Is it possible to concate two int arrays without using a return type?

Question

This particular problem I'm working on is listed as such:

ConcatArrays(int[] listA, int[] listB, int[] listC) with no return type. 1. The method passes the formal array parameters listA and listB, then return the concatenated array listC. 2. The first part of listC contains elements which are the same as the corresponding elements of listA and the second part contains the same elements as listB. The length of listC is listA.length + listB.length.

This is what I have and obviously it's not going to work. Is it even possible to do this without a return type/removing list c as the third parameter?

  public static void  ConcatArray(int[] listA, int[] listB, int[] listC) 
    {
         int aLen = listA.length ; 
         int bLen = listB.length;
         int cLen = listC[aLen + bLen];
    }

Edit : I appreciate all of the answers everybody, I up voted them all. This was a homework assignment and after rereading it I believe the no return type was an error because of what he said in question 1. Basically saying to return list c by using parameters listB and ListA. There were several other typos before that he has since corrected. He also gave us array1 and array 2 for our test class with values, but no array 3.

Answer 1

Once a Java array is created, you cannot change its size. Your code does not work because an array reference is passed by value, and Java does not have passing by reference.

Returning the array is the idiomatic way of solving this in Java:

public static int[]  ConcatArray(int[] listA, int[] listB) {
    int[] res = new int[listA.length + listB.length];
    ...
    return res;
}

You can fake passing by reference through a mutable type that has a field of the desired type, like this:

class IntArrayRef {
    int[] array;
}

Now you can write your void method like this:

public static void  ConcatArray(int[] listA, int[] listB, IntArrayRef res) {
    res.array = new int[listA.length + listB.length];
    ...
}

However, if you go through the trouble of doing this, you might as well return the array.

Answer 2

The trick is knowing that an array's contents are not what is passed to the method. An array's contents may be read and written but writing to one changes the original. Java doesn't make a fresh copy for you unless you new one up yourself. This means you can pass information back by simply doodling in what was passed to you. That's fine as long as you document the behavior so someone using the method isn't surprised when their data goes bye bye.

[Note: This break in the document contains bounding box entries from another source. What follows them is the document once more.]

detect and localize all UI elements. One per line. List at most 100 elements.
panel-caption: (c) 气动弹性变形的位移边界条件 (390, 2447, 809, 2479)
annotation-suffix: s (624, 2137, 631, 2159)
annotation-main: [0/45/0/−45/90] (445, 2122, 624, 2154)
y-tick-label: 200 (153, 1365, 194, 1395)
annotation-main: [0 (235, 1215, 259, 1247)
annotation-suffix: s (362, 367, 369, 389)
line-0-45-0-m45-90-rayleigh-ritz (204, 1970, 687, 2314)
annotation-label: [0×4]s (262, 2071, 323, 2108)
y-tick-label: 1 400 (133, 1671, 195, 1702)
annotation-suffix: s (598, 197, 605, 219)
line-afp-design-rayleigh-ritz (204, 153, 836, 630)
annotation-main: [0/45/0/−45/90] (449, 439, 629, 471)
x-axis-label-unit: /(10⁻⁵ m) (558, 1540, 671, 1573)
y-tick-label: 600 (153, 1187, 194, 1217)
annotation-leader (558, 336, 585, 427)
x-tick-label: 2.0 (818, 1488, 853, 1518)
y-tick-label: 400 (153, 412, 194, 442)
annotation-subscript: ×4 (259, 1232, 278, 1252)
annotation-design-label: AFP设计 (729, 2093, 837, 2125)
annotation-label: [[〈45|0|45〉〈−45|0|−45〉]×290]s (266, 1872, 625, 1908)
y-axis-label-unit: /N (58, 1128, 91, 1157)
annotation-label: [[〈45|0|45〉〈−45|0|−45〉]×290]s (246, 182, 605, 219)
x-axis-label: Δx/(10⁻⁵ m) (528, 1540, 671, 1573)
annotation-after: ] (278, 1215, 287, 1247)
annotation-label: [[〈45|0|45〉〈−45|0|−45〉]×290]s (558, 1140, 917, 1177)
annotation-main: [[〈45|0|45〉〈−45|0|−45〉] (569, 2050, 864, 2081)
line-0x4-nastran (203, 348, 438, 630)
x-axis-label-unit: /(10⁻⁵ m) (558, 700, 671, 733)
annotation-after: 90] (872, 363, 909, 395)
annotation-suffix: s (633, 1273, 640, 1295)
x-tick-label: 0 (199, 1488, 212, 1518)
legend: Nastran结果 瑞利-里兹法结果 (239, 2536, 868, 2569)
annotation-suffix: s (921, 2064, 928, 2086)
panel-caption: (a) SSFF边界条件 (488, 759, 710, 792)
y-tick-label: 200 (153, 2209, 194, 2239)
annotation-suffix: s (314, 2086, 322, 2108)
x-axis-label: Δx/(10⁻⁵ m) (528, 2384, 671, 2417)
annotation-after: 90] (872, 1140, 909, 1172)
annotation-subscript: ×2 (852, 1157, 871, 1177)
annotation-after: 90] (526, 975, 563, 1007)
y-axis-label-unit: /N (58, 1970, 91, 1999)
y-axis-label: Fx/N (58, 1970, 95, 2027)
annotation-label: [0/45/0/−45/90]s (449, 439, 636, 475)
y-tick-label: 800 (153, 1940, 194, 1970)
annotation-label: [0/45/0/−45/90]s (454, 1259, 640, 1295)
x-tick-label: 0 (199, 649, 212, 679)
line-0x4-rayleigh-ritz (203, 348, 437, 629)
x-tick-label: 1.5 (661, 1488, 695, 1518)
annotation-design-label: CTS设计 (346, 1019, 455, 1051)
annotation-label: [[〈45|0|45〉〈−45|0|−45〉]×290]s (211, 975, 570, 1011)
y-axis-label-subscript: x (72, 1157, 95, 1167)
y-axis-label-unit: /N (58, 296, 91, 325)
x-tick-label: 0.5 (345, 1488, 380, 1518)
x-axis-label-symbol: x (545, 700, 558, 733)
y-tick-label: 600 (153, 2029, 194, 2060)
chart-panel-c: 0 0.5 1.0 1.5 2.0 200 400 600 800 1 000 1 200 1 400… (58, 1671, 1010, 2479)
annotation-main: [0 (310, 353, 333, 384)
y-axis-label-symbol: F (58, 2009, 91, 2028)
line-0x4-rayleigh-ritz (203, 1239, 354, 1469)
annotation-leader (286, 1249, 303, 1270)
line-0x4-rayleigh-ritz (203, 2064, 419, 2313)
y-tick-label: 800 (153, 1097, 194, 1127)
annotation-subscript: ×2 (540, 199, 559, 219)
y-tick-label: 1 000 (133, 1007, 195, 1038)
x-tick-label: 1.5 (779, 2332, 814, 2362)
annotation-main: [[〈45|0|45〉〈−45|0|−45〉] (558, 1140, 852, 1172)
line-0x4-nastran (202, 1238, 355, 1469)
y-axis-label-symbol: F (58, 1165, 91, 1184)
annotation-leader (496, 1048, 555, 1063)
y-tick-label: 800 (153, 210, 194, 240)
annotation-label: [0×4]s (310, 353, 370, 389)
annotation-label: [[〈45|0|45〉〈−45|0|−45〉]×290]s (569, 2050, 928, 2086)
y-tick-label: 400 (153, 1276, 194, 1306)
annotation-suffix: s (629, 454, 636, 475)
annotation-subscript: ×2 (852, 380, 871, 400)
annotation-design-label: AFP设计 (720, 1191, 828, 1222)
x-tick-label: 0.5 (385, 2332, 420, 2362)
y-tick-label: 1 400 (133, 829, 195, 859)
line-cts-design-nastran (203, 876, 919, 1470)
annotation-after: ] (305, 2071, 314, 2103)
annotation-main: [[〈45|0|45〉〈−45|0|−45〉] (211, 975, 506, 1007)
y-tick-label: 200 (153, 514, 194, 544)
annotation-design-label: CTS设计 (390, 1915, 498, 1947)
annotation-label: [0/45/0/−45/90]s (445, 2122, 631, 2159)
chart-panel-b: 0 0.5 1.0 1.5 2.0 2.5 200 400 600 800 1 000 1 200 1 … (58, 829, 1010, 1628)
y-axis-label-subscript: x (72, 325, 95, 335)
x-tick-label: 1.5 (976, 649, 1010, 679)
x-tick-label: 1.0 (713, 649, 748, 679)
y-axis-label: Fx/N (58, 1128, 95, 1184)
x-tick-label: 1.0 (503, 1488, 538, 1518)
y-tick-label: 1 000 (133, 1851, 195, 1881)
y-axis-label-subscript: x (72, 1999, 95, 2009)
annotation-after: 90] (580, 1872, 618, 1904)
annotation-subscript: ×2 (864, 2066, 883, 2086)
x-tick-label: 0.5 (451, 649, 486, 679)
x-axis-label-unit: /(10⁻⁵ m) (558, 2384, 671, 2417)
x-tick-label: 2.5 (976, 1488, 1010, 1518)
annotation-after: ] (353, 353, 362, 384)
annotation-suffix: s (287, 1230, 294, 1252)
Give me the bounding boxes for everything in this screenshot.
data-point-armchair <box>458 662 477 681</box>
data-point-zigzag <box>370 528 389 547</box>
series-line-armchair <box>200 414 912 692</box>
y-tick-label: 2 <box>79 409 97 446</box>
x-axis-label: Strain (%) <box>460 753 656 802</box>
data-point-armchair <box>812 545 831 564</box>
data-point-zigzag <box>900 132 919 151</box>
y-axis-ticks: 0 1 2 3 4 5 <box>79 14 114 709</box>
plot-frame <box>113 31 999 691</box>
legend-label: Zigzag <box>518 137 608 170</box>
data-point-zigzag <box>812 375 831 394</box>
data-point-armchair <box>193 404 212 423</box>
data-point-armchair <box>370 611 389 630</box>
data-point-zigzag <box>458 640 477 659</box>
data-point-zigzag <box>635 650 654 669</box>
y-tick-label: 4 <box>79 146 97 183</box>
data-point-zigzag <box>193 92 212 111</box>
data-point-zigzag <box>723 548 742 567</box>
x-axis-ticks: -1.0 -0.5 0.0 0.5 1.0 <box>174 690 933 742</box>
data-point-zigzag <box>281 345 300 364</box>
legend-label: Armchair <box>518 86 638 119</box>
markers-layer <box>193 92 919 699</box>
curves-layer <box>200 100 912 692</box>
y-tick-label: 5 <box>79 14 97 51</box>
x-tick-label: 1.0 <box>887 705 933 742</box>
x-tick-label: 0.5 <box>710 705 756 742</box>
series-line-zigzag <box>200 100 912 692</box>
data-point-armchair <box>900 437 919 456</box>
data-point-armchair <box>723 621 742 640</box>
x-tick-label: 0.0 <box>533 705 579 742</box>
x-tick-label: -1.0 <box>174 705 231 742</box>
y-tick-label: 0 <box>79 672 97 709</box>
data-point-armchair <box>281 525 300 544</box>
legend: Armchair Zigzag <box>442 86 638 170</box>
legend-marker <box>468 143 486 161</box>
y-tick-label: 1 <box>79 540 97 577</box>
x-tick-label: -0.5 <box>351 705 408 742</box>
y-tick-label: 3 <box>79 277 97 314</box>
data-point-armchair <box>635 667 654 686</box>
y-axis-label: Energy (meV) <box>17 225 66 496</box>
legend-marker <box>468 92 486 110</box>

public static void main(String[] args)
{
    int[] a = {0, 1};
    int[] b = {2, 3};
    int[] c = new int[a.length + b.length];

    concatArray(a, b, c);

    for (int i : c)
    {
        System.out.println(i);
    }
}

/** Concatenates prefix and suffix into result which must be as large as both */
public static void concatArray(int[] prefix, int[] suffix, int[] result) 
{
     int prefixLength = prefix.length; 
     int suffixLength = suffix.length;

     if( result.length < prefixLength + suffixLength)
     {
         throw new IllegalArgumentException();
     }

     for (int i = 0; i< prefixLength; i++)
     {
         result[i] = prefix[i];
     }

     for (int i = 0; i< prefixLength; i++)
     {
         result[i+prefixLength] = suffix[i];
     }
}

output:

0
1
2
3

This same trick works with objects so long as they are not immutable. If someone hands you a bean you are free to play with it's setters and, if you weren't supposed to do that, cause all sorts of havoc.

This is why setting the identifier of an array or object to be final doesn't guarantee immutability. Anyone can still call setting methods (if they exist on the object) or make new assignments into the array. All final does is handcuff the object or array to the identifier. It does not lock the 'briefcase'. Getting rid of the setters locks the briefcase.

That's what we call immutable. Strings are immutable and that's why this trick won't work with Strings.

When you pass to a method it's like you made the identifier final. You can't change the array or object without the calling context losing track of what you're playing with. If you stick with the same array or object you can fiddle with it as much as allowed and the calling context will see whatever you've done.

Infact, whenever you return anything besides a primitive what you're really returning is a new location and saying: "Check out what I made here". This trick works simply by sticking with previously known locations.